# Hi everyone...Im a newbie



## halloweengirl (Aug 23, 2006)

Oh Boy-Oh Boy....Im so excited that I have found this site!! Im obessed with Halloween.Its good to see that Im not the only one!Now I dont have to feel so lonely anymore My hubby thinks Im nuts...and well actually everyone else too-lol.I started out with a few minor decorations last year.This year,I would really love to go ALL out.I plan on making alot of the props,with help of hubby of course(Im too accident prone to do some of it on my own).So I will be on here Alot asking alot of silly questions!Thanks for letting me ramble.


----------



## Frighteners Entertainment (Jan 24, 2006)

You've found a great place to be 
Welcome aboard!


----------



## ScareFX (Aug 18, 2004)

Welcome halloweengirl. This place is full of nuts.


----------



## grapegrl (Jan 3, 2006)

Hello and welcome, Halloweengirl! Hope to see you around the forums often!


----------



## Vlad (Aug 2, 2005)

Greetings and welcome HG !! You've definitely found the right place to immerse yourself in Halloween, haunting, prop design, the supernatural and the bizzare. (It's the members who are bizzare, lol). Join right in, everyone has something to share from the newest haunter, to the most experienced. See you in the threads, and hopefully in chat as well. Vlad


----------



## edwood saucer (Aug 21, 2006)

Hey HG,

Welcome - I'm close by...BTW. Saw the stealth bomber circling overhead during the airshow... It absolutley didn't look real. And when it made a turn - it was 90degrees and that just added to the bizarness of it.

Anyway - welcome aboard from a fellow noob.


----------



## Bone Dancer (Oct 7, 2005)

Greeting and welcome HG. This place is packed to the top with information an people to help you. Check these out for starters.
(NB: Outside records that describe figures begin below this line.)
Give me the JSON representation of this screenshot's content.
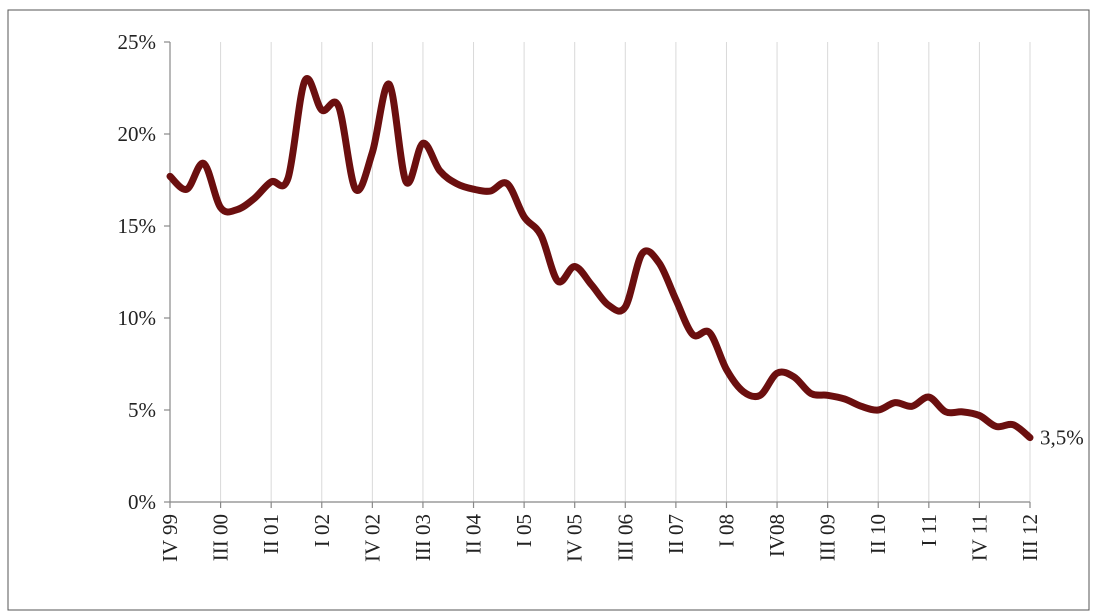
{
  "chart_data": {
    "type": "line",
    "categories": [
      "IV 99",
      null,
      null,
      "III 00",
      null,
      null,
      "II 01",
      null,
      null,
      "I 02",
      null,
      null,
      "IV 02",
      null,
      null,
      "III 03",
      null,
      null,
      "II 04",
      null,
      null,
      "I 05",
      null,
      null,
      "IV 05",
      null,
      null,
      "III 06",
      null,
      null,
      "II 07",
      null,
      null,
      "I 08",
      null,
      null,
      "IV08",
      null,
      null,
      "III 09",
      null,
      null,
      "II 10",
      null,
      null,
      "I 11",
      null,
      null,
      "IV 11",
      null,
      null,
      "III 12"
    ],
    "series": [
      {
        "color": "#6b0f0f",
        "values": [
          17.7,
          17.0,
          18.4,
          16.0,
          15.9,
          16.5,
          17.4,
          17.6,
          22.9,
          21.3,
          21.5,
          17.0,
          19.0,
          22.7,
          17.4,
          19.5,
          18.0,
          17.3,
          17.0,
          16.9,
          17.3,
          15.5,
          14.5,
          12.0,
          12.8,
          11.8,
          10.7,
          10.6,
          13.5,
          13.0,
          11.0,
          9.1,
          9.2,
          7.2,
          6.0,
          5.8,
          7.0,
          6.8,
          5.9,
          5.8,
          5.6,
          5.2,
          5.0,
          5.4,
          5.2,
          5.7,
          4.9,
          4.9,
          4.7,
          4.1,
          4.2,
          3.5
        ],
        "value_labels": [
          null,
          null,
          null,
          null,
          null,
          null,
          null,
          null,
          null,
          null,
          null,
          null,
          null,
          null,
          null,
          null,
          null,
          null,
          null,
          null,
          null,
          null,
          null,
          null,
          null,
          null,
          null,
          null,
          null,
          null,
          null,
          null,
          null,
          null,
          null,
          null,
          null,
          null,
          null,
          null,
          null,
          null,
          null,
          null,
          null,
          null,
          null,
          null,
          null,
          null,
          null,
          "3,5%"
        ]
      }
    ],
    "ylim": [
      0,
      25
    ],
    "yticks": [
      {
        "value": 0,
        "label": "0%"
      },
      {
        "value": 5,
        "label": "5%"
      },
      {
        "value": 10,
        "label": "10%"
      },
      {
        "value": 15,
        "label": "15%"
      },
      {
        "value": 20,
        "label": "20%"
      },
      {
        "value": 25,
        "label": "25%"
      }
    ],
    "grid": true
  }
}
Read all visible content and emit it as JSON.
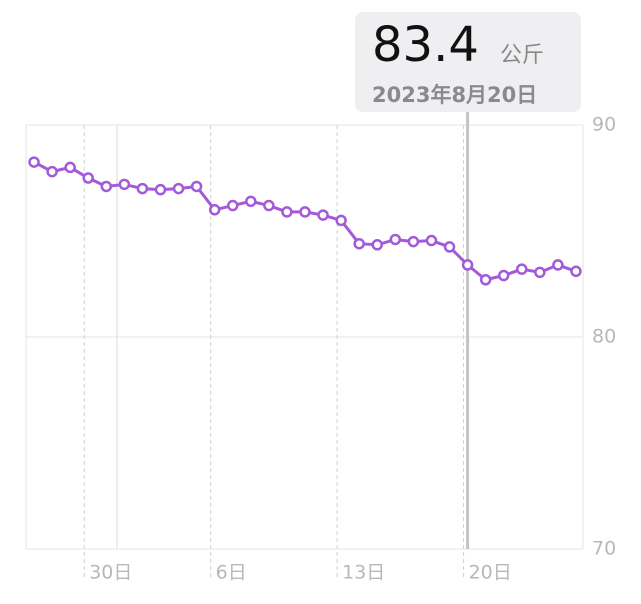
{
  "chart_data": {
    "type": "line",
    "categories": [
      null,
      null,
      null,
      "30日",
      null,
      null,
      null,
      null,
      null,
      null,
      "6日",
      null,
      null,
      null,
      null,
      null,
      null,
      "13日",
      null,
      null,
      null,
      null,
      null,
      null,
      "20日",
      null,
      null,
      null,
      null,
      null,
      null
    ],
    "series": [
      {
        "color": "#a35ad8",
        "values": [
          88.25,
          87.8,
          88.0,
          87.5,
          87.1,
          87.2,
          87.0,
          86.95,
          87.0,
          87.1,
          86.0,
          86.2,
          86.4,
          86.2,
          85.9,
          85.9,
          85.75,
          85.5,
          84.4,
          84.35,
          84.6,
          84.5,
          84.55,
          84.25,
          83.4,
          82.7,
          82.9,
          83.2,
          83.05,
          83.4,
          83.1
        ]
      }
    ],
    "ylim": [
      70,
      90
    ],
    "yticks": [
      70,
      80,
      90
    ],
    "grid": true,
    "selected": {
      "index": 24,
      "unit": "公斤",
      "date": "2023年8月20日"
    }
  }
}
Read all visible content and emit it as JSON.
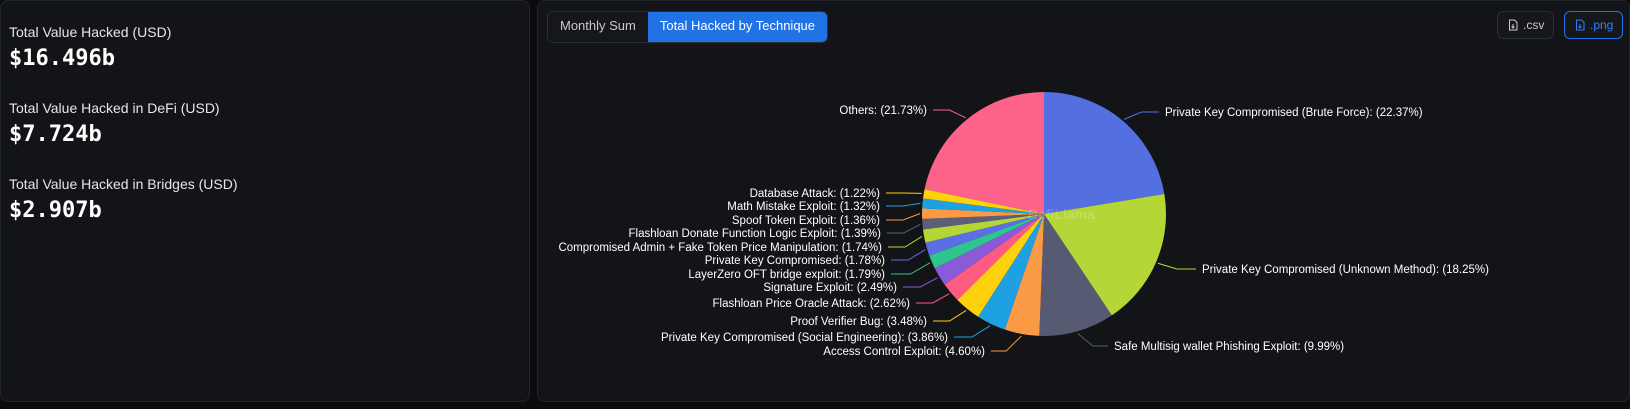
{
  "stats": [
    {
      "label": "Total Value Hacked (USD)",
      "value": "$16.496b"
    },
    {
      "label": "Total Value Hacked in DeFi (USD)",
      "value": "$7.724b"
    },
    {
      "label": "Total Value Hacked in Bridges (USD)",
      "value": "$2.907b"
    }
  ],
  "tabs": [
    {
      "label": "Monthly Sum",
      "active": false
    },
    {
      "label": "Total Hacked by Technique",
      "active": true
    }
  ],
  "downloads": {
    "csv_label": ".csv",
    "png_label": ".png"
  },
  "watermark": "DefiLlama",
  "chart_data": {
    "type": "pie",
    "slices": [
      {
        "label": "Private Key Compromised (Brute Force): (22.37%)",
        "value": 22.37,
        "color": "#5470e0"
      },
      {
        "label": "Private Key Compromised (Unknown Method): (18.25%)",
        "value": 18.25,
        "color": "#b5d637"
      },
      {
        "label": "Safe Multisig wallet Phishing Exploit: (9.99%)",
        "value": 9.99,
        "color": "#565a72"
      },
      {
        "label": "Access Control Exploit: (4.60%)",
        "value": 4.6,
        "color": "#fa9a44"
      },
      {
        "label": "Private Key Compromised (Social Engineering): (3.86%)",
        "value": 3.86,
        "color": "#1ea1e3"
      },
      {
        "label": "Proof Verifier Bug: (3.48%)",
        "value": 3.48,
        "color": "#fdd10b"
      },
      {
        "label": "Flashloan Price Oracle Attack: (2.62%)",
        "value": 2.62,
        "color": "#fd5c80"
      },
      {
        "label": "Signature Exploit: (2.49%)",
        "value": 2.49,
        "color": "#8a5bd8"
      },
      {
        "label": "LayerZero OFT bridge exploit: (1.79%)",
        "value": 1.79,
        "color": "#2fc58f"
      },
      {
        "label": "Private Key Compromised: (1.78%)",
        "value": 1.78,
        "color": "#5b6fe5"
      },
      {
        "label": "Compromised Admin + Fake Token Price Manipulation: (1.74%)",
        "value": 1.74,
        "color": "#b5d637"
      },
      {
        "label": "Flashloan Donate Function Logic Exploit: (1.39%)",
        "value": 1.39,
        "color": "#5b5f77"
      },
      {
        "label": "Spoof Token Exploit: (1.36%)",
        "value": 1.36,
        "color": "#fa9a44"
      },
      {
        "label": "Math Mistake Exploit: (1.32%)",
        "value": 1.32,
        "color": "#1ea1e3"
      },
      {
        "label": "Database Attack: (1.22%)",
        "value": 1.22,
        "color": "#fdd10b"
      },
      {
        "label": "Others: (21.73%)",
        "value": 21.73,
        "color": "#fd628a"
      }
    ]
  }
}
http://www.halloweenmonsterlist.info/
http://www.hauntproject.com/

pack a lunch you will be there for awhile


----------



## Fangs (Jun 6, 2006)

Greetings and Velcome Home Halloweengirl! You have come to the right place! Lots of very friendly people who are very willing to help in any way they can! :> If ya ever need anything.... just Holler!


----------



## halloweengirl (Aug 23, 2006)

Edwood Saucer...The air show was a very crazy weekend.I live on base,so imagine the Noise level.Some flew low enough to make my house rattle.It was pretty cool to see some of the tricks and things that they can do in those things.
Anyway,Thanks everyone for the warm welcome.I think Ill be spending alot of time here


----------



## Death's Door (Mar 22, 2006)

Hi halloweengirl - glad you here!!!!!!


----------



## Sinister (Apr 18, 2004)

Welcome to the Forum. Always a lot of things going on here. :jol:


----------



## Zombie-F (Apr 12, 2004)

Welcome aboard halloweengirl!


----------



## slightlymad (May 25, 2006)

Howdy and welcome fellow airperson ( im a former warthog) you are definitly in the right place to enhance your addiction.


----------



## Koumajutsu (Aug 9, 2006)

Nice to meet you. I'm pretty new here too, and I gotta say, I love this place


----------



## Wyatt Furr (Jun 5, 2006)

Welcome Halloweengirl to the Forum


----------



## nicole (Aug 12, 2006)

welcome to the forum. you will find many greay ideas and pictures throughout the site


----------



## Daughter of Darkness (Aug 24, 2006)

Hi Halloweengirl, I'm a newbie too. Working on any projects?


----------



## roadkill (May 11, 2006)

Howdy Halloweengirl - good to meet you. Just remember - there ARE no silly questions.


----------



## halloweengirl (Aug 23, 2006)

Thanks everyone for the warm welcome.Im glad to be here.
Daughter of Darkness...Im currently working on a road sign.It is going pretty well.
http://www.unpleasantstreet.com/index.php?x=/projects/2005/spooky_signs&y=main These are the instructions that Im following.
Have you started any projects?


----------



## Daughter of Darkness (Aug 24, 2006)

Hey Halloweengirl. That looks like a good project. I am working on my scarecrow but today was really lazy,ugh. Back to the drawing board tomorrow before my vines dry out too much


----------



## Denhaunt (Aug 18, 2006)

Hi Halloweengirl. There are a lot of nice people here with some creativity to spare. Ask away

Oh, and welcome to the party!


----------



## turtle2778 (Jul 9, 2006)

Hi there...hope you like it...There are great people here with wonderful ideas and who are always willing to help.


----------



## Lilly (Jun 13, 2006)

Hey HG ,
glad you could make it.. 
I have about 4 maybe 5 things im working on ( yeah i should finish one before i start the next but that wouldn't be me) 
the latest is my gargoyle eggs


----------



## trishaanne (Aug 20, 2005)

I'm sorry I didn't see this sooner but WELCOME Halloweengirl. Nice to meet you!


----------



## slimy (Jul 12, 2006)

I missed the timely welcome as well. Oh well, better late than never. Welcome aboard.


----------



## writer93 (Aug 29, 2006)

Welcome to the board!! Sorry i'm so late!


----------